One positive element in the budget is a commitment to index the province’s personal income tax brackets to inflation, a move we’ve argued for in the past. The previous practise of not indexing tax brackets amounts to a hidden tax hike on a yearly basis, and disproportionately affects lower-income earners. Indexing tax brackets will provide Nova Scotians some modest relief, and brings the province in line with most other Canadian provinces, which conduct indexation yearly.
However, indexing tax brackets simply means that Nova Scotians’ after-tax earnings merely keep pace with inflation. The province still has a massive tax problem, which the budget does nothing to solve. In fact, the reckless approach to spending, deficits and debt will make it even more difficult to meaningfully reduce taxes in the future, since today’s deficit-spending is simply tomorrow’s taxes. Nova Scotia’s taxes on personal income remain among the highest in North America, a position that works against the Houston government’s goals in health-care recruitment and attracting talent to the province more generally.

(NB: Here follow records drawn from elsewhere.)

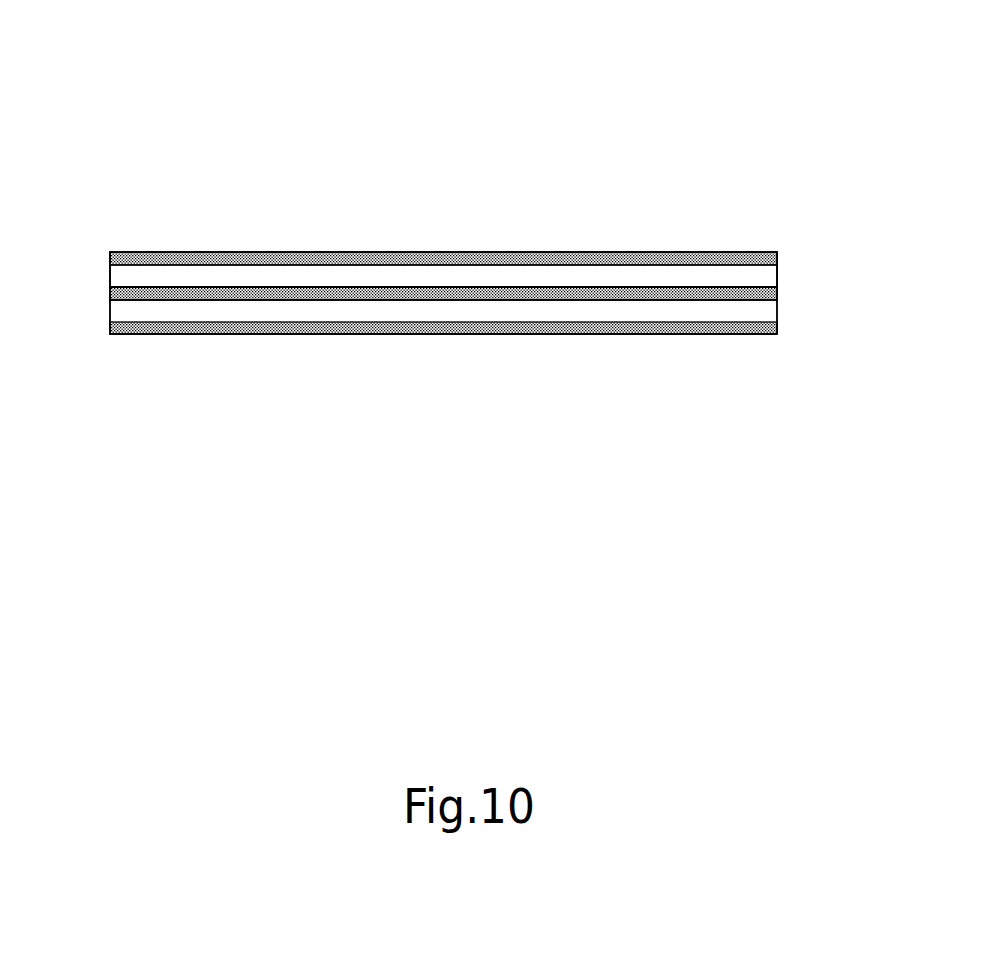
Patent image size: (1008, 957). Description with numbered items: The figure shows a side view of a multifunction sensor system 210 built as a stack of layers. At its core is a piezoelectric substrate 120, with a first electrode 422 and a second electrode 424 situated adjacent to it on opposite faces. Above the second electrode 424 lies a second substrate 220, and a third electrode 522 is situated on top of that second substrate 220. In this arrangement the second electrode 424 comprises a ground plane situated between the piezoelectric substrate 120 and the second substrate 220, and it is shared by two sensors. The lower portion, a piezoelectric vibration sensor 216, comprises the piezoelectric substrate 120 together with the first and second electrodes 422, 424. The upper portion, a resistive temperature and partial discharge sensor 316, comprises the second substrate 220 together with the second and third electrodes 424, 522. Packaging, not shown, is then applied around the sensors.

The multifunction sensor system 210 is at (230, 110).
The second substrate 220 is at (343, 273).
The third electrode 522 is at (255, 252).
The second electrode 424 is at (438, 287).
The piezoelectric substrate 120 is at (757, 303).
The first electrode 422 is at (780, 324).
The resistive temperature and partial discharge sensor 316 is at (97, 255).
The piezoelectric vibration sensor 216 is at (97, 302).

The substantial accumulation of debt driven by increased spending also threatens Houston’s health-care goals in another way—by increasing the chances of a full-blown fiscal crisis in the province. Rising debt will place upward pressure on interest costs, which are projected to increase yearly under the budget plan, topping $1 billion per year by 2026/27. These are funds diverted away from priorities such as health care, education or tax relief.
Further, growth in interest costs will make it even more difficult to balance the budget in future years, increasing the chances the province will need to make difficult spending cuts or have spending cuts forced upon it by bondholders. Implementing this free-spending approach during relatively good economic times also introduces the risk that the province’s fiscal challenges get substantially worse in the event of an economic downturn. In other words, the plan articulated by this budget is fraught with fiscal risks.
Overall, budget 2024/25 not only continued the Houston government’s free-spending approach to provincial finances, it has actually worsened the outlook. With runaway spending, ongoing deficits and rapidly rising debt, the government is now firmly in reverse when it comes to provincial finances. While the decision to index tax brackets counts as a modest improvement, by any other financial measure, budget 2024/25 gets a failing grade.